Le trio parisien FORM signé sur Nowadays Records (La Fine Équipe, Fakear, Jumo) sort aujourd’hui son premier mini-album C.W.T (It Comes with the Territory).

Leur bio Instagram plante le décor : « 3 corps, 1 âme ». À ceux qui pensaient que la poésie était morte avec les réseaux sociaux, FORM claque une formule versant dans les grands sentiments, préambule à leur électro mystique qui ne recule devant rien, et descriptif d’un groupe qui embrase tout. Après leur premier EP Underwater, le trio parisien mené par la voix imposante d’Hausmane, les synthés lancinants d’Adrien et les percus omniprésentes d’Aksel, n’a en tête qu’un seul objectif, celui de nous faire vriller d’émotion. Leur nouvel opus C.W.T (It Comes with the Territory) comptabilise sept morceaux et autant d’oscillations.

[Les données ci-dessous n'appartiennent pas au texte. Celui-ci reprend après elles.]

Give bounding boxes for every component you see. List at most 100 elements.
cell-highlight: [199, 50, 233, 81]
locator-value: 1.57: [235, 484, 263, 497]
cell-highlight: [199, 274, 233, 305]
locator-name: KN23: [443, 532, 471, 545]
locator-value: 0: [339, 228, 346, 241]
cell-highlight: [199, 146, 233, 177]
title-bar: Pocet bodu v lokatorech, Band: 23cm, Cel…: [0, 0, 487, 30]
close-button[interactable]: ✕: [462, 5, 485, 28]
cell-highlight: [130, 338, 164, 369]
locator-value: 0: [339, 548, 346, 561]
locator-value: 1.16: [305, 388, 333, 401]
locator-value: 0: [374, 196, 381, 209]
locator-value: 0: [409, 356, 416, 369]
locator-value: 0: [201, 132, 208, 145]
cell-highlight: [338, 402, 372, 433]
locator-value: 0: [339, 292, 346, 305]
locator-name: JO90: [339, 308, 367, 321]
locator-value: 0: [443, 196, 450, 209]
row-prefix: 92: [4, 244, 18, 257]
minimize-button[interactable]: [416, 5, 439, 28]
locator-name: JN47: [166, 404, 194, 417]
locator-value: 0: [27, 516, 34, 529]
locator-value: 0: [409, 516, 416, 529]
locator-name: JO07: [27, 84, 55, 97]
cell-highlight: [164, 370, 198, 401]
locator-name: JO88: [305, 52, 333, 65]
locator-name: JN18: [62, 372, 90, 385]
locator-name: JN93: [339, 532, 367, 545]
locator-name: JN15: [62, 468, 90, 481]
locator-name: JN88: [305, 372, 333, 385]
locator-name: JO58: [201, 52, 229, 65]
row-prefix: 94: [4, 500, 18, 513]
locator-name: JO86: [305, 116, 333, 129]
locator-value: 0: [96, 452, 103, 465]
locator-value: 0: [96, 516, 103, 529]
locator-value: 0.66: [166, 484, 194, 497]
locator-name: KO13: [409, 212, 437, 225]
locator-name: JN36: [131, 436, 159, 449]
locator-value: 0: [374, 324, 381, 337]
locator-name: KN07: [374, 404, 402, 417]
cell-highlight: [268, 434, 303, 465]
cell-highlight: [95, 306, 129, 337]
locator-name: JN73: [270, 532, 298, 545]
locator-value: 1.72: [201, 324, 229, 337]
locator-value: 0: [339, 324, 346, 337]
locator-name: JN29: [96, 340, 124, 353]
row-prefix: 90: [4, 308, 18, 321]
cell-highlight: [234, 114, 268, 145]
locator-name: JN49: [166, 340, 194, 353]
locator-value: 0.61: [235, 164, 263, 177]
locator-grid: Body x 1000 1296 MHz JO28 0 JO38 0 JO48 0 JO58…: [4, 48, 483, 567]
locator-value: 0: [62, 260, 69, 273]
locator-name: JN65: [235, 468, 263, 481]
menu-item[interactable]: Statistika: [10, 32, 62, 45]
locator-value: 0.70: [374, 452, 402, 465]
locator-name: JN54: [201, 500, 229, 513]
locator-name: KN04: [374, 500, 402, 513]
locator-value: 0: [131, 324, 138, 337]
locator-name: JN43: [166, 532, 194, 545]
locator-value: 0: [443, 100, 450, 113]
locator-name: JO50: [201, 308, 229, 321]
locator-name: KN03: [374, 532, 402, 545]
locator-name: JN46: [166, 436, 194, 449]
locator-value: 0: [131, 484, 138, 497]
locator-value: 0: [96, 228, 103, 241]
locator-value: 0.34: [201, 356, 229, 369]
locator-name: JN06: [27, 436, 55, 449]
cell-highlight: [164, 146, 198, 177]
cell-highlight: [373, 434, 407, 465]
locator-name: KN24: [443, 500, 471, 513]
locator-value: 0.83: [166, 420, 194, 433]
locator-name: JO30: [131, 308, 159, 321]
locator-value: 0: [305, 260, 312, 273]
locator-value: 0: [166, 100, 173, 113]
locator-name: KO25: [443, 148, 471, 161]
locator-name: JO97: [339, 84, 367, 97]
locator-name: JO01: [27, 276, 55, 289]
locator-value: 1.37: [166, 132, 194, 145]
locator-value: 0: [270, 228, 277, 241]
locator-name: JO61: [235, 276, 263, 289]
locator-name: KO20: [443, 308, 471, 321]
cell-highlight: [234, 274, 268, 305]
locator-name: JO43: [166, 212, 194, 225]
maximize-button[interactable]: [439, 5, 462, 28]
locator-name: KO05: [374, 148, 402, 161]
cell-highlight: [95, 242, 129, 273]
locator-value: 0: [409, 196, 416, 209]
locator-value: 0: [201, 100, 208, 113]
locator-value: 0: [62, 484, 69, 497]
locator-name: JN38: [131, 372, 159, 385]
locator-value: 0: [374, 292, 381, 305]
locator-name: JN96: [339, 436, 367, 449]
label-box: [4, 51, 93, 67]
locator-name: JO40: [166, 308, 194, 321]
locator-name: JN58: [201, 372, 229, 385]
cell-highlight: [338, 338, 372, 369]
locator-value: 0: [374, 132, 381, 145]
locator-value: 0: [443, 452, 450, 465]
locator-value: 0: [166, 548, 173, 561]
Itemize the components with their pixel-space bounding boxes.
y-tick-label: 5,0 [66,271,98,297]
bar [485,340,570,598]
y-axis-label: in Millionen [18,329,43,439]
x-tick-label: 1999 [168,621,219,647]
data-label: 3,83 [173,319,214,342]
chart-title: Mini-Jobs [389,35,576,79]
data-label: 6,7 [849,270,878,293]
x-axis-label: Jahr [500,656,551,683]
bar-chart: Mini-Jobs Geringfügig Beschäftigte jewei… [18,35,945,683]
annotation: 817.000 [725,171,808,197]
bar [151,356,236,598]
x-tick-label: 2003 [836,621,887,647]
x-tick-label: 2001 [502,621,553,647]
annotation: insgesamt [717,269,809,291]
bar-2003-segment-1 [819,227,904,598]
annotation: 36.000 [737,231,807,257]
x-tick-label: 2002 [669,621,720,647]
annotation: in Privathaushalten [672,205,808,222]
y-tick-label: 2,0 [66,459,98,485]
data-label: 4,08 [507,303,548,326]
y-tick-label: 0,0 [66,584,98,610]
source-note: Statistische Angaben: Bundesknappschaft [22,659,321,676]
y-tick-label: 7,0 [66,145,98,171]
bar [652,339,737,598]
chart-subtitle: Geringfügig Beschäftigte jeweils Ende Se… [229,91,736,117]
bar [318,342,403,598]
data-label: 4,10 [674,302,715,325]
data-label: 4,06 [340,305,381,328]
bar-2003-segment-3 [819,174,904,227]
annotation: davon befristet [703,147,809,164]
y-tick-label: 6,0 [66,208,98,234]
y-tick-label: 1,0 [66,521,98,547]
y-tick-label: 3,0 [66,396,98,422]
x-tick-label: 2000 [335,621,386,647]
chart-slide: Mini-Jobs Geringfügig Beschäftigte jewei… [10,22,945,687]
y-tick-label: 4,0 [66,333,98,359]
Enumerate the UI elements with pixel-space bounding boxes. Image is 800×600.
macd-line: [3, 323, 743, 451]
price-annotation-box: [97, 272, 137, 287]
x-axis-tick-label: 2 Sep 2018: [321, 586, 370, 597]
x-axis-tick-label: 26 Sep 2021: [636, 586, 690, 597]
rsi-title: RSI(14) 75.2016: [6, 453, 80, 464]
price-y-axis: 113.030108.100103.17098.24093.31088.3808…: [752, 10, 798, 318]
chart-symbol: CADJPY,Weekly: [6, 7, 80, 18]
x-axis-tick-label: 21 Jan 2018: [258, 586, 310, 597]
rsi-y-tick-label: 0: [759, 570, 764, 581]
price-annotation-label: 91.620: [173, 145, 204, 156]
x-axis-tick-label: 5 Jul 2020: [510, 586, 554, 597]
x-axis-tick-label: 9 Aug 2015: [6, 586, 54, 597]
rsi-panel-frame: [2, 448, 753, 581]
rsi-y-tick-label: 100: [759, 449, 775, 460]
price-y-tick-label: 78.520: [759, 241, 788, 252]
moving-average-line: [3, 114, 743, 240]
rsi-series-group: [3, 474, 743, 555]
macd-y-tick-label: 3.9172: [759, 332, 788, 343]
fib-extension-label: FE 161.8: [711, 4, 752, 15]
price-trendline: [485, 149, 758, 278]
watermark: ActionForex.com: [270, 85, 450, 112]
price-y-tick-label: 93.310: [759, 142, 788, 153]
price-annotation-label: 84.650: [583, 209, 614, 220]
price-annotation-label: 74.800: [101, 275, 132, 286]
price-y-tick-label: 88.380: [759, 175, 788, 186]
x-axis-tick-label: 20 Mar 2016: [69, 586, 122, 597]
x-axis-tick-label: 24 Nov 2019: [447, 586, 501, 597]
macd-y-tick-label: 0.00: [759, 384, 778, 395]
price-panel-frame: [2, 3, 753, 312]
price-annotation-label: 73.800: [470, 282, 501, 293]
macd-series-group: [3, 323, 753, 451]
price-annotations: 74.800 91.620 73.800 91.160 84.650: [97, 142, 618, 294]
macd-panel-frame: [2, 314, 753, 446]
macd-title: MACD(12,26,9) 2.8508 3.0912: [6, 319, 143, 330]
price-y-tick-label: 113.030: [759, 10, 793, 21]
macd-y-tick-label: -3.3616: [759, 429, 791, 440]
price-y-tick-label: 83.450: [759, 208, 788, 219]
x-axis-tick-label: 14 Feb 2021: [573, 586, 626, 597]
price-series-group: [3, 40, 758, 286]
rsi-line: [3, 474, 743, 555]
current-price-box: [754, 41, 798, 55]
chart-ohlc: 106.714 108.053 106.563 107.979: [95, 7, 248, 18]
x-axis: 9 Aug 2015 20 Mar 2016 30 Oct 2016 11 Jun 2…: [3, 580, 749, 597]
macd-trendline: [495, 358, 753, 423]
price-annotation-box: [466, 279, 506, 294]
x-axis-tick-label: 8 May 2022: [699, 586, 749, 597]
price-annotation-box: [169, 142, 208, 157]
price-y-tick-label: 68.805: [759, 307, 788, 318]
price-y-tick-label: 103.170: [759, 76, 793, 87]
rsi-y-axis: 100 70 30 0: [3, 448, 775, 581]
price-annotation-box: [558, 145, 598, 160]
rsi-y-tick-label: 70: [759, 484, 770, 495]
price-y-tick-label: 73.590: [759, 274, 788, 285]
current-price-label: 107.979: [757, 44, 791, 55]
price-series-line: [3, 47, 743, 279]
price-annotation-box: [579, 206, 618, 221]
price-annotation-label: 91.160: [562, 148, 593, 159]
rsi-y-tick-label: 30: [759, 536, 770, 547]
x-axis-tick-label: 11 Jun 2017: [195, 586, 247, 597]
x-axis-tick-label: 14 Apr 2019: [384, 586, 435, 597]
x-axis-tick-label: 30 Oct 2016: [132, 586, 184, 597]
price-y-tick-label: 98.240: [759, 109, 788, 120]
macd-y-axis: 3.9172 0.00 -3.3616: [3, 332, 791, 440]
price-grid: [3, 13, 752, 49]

De l’électro-soul à la croisée de James Blake, Jungle et Jordan Rakei

Dans leur veine électro-soul, James Blake, Jungle et Jordan Rakei sont des pères spirituels de groove, mais en esprit leurs morceaux n’ont pas de semblable. Les trois copains parlent sans sciller de notre époque avec sincérité, là où l’ordinaire devient épique et l’intime se pare de grandiose. Il y a une évidence dans cette rencontre des contraires, comme évoquer le fond sans présenter FORM, ou écouter ce voyage aérien dans le métro souterrain. Morceau après morceau, on plonge dans leurs récits d’épreuves (cf. l’interview) que leur intensité mélodique rend surmontable, à l’image du clip de Trigger où seule la danse permet d’échapper à l’inévitable. De leur bio Instagram à leur EP, Form ne cesse de déjouer les attentes que l’on pourrait formaliser.

Marin : Hello Hausmane. Le mini-album C.W.T (It Comes with the Territory) me rappelle par son nom et ses sonorités un célèbre morceau de The Blaze. Quelles seraient les influences de FORM ?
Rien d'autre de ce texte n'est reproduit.